Budi Arista Romadhoni
Senin, 12 Juni 2023 | 14:51 WIB
Suasana di Pesantren Tombo Ati Semarang, beberapa waktu lalu. [Suara.com/Ikhsan]

SuaraJawaTengah.id - Kepala Sukisno tertunduk lesu, dua bola matanya berkaca-kaca saat mengingat masa lalunya di dunia hitam. Sebelum bertaubat, Sukisno muda cukup terkenal sebagai pengguna sekaligus pengedar narkoba di wilayah Semarang Utara, Kota Semarang.

Sehari-sehari Sukisno nggak bisa jauh dari obat-obatan terlarang seperti sabu-sabu.

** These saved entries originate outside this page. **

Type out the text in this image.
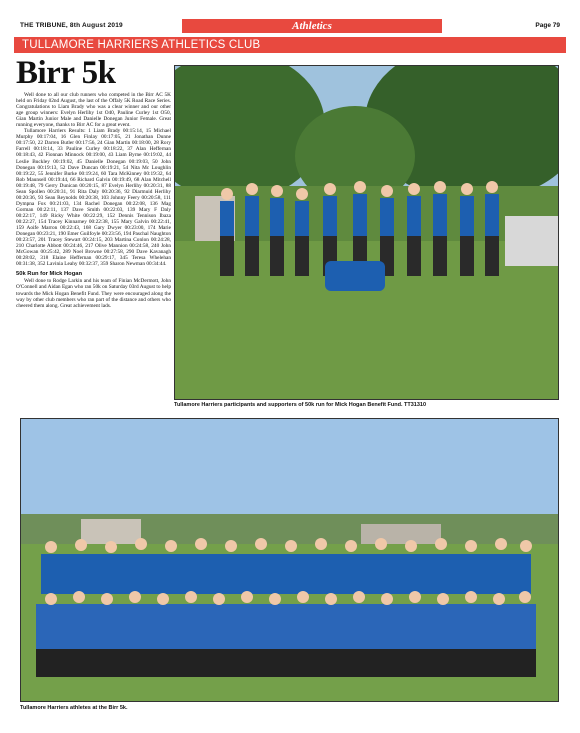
THE TRIBUNE, 8th August 2019	Athletics	Page 79
TULLAMORE HARRIERS ATHLETICS CLUB
Birr 5k

Well done to all our club runners who competed in the Birr AC 5K held on Friday 02nd August, the last of the Offaly 5K Road Race Series. Congratulations to Liam Brady who was a clear winner and our other age group winners: Evelyn Herlihy 1st O40, Pauline Curley 1st O50, Gian Martin Junior Male and Danielle Donegan Junior Female. Great running everyone, thanks to Birr AC for a great event.

Tullamore Harriers Results: 1 Liam Brady 00:15:14, 15 Michael Murphy 00:17:04, 16 Glen Finlay 00:17:05, 21 Jonathan Dunne 00:17:50, 22 Darren Butler 00:17:56, 24 Gian Martin 00:18:00, 28 Rory Farrell 00:18:14, 33 Pauline Curley 00:18:22, 37 Alan Heffernan 00:18:43, 42 Fionnan Minnock 00:19:00, 43 Liam Byrne 00:19:02, 44 Leslie Buckley 00:19:02, 45 Danielle Donegan 00:19:03, 50 John Donegan 00:19:13, 52 Dave Duncan 00:19:21, 54 Nita Mc Loughlin 00:19:22, 55 Jennifer Burke 00:19:24, 60 Tara McKinney 00:19:32, 64 Rob Maunsell 00:19:44, 66 Richard Galvin 00:19:49, 68 Alan Mitchell 00:19:48, 79 Gerry Dunican 00:20:15, 87 Evelyn Herlihy 00:20:31, 88 Sean Spollen 00:20:31, 91 Rita Daly 00:20:36, 92 Diarmuid Herlihy 00:20:36, 93 Sean Reynolds 00:20:38, 103 Johnny Feery 00:20:58, 111 Dympna Fox 00:21:03, 134 Rachel Donegan 00:22:08, 136 Mag Gorman 00:22:11, 137 Dave Smith 00:22:03, 139 Mary F Daly 00:22:17, 149 Ricky White 00:22:29, 152 Dennis Tennison Ibaza 00:22:27, 154 Tracey Kinnarney 00:22:38, 155 Mary Galvin 00:22:41, 159 Aoife Marron 00:22:43, 168 Gary Dwyer 00:23:00, 174 Marie Donegan 00:23:21, 190 Emer Guilfoyle 00:23:56, 194 Paschal Naughton 00:23:57, 201 Tracey Stewart 00:24:15, 203 Martina Conlon 00:24:28, 210 Charlotte Abbott 00:24:46, 217 Olive Mannion 00:24:58, 240 John McGowan 00:25:42, 289 Noel Browne 00:27:58, 290 Dave Kavanagh 00:28:02, 318 Elaine Heffernan 00:29:17, 345 Teresa Whelehan 00:31:38, 352 Lavinia Leahy 00:32:37, 359 Sharon Newman 00:34:44.

50k Run for Mick Hogan

Well done to Rodge Larkin and his team of Finian McDermott, John O'Connell and Aidan Egan who ran 50k on Saturday 03rd August to help towards the Mick Hogan Benefit Fund. They were encouraged along the way by other club members who ran part of the distance and others who cheered them along. Great achievement lads.

Tullamore Harriers participants and supporters of 50k run for Mick Hogan Benefit Fund. TT31310
Tullamore Harriers athletes at the Birr 5k.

Dia juga berperan penting dalam menjaga kerahasiaan transaksi obat-obatan terlarang tersebut.

"Sejak remaja saya sudah bergaul dengan bos-bos bandar di Pelabuhan Tanjung Mas," buka Sukisno, pada SuaraJawaTengah.id Senin (12/6/2023).

Berada di lingkaran setan, ternyata nggak selamanya membuat hidup Sukisno merasa nyaman. Di suatu malam, batin Sukisno berontak. Ia seolah ingin berhenti dan jauh-jauh dari obat-obatan terlarang tersebut.

Tahun terus berganti, Keresahan Sukisno semakin memuncak ketika ia mendekam di Lapas Kedungpane berbarengan dengan kelahiran buah hati keduanya.

Sukisno waktu itu hanya dikurung selama enam bulan. Ia ditangkap setelah ketahuan jadi pengguna dan pengedar narkoba. Selapas menghirup udara segar, Sukisno langsung teringat akan sosok kakaknya yang waktu itu sudah mondok di Pesantren Tombo Ati Semarang.

"Tanpa pikir panjang setelah menghubungi kakak, saya pun gabung jadi santri di sana. Setiap hari saya merenung dan puasa. Saya ingin menembus dosa-dosa yang telah saya lakukan," tutur Sukisno.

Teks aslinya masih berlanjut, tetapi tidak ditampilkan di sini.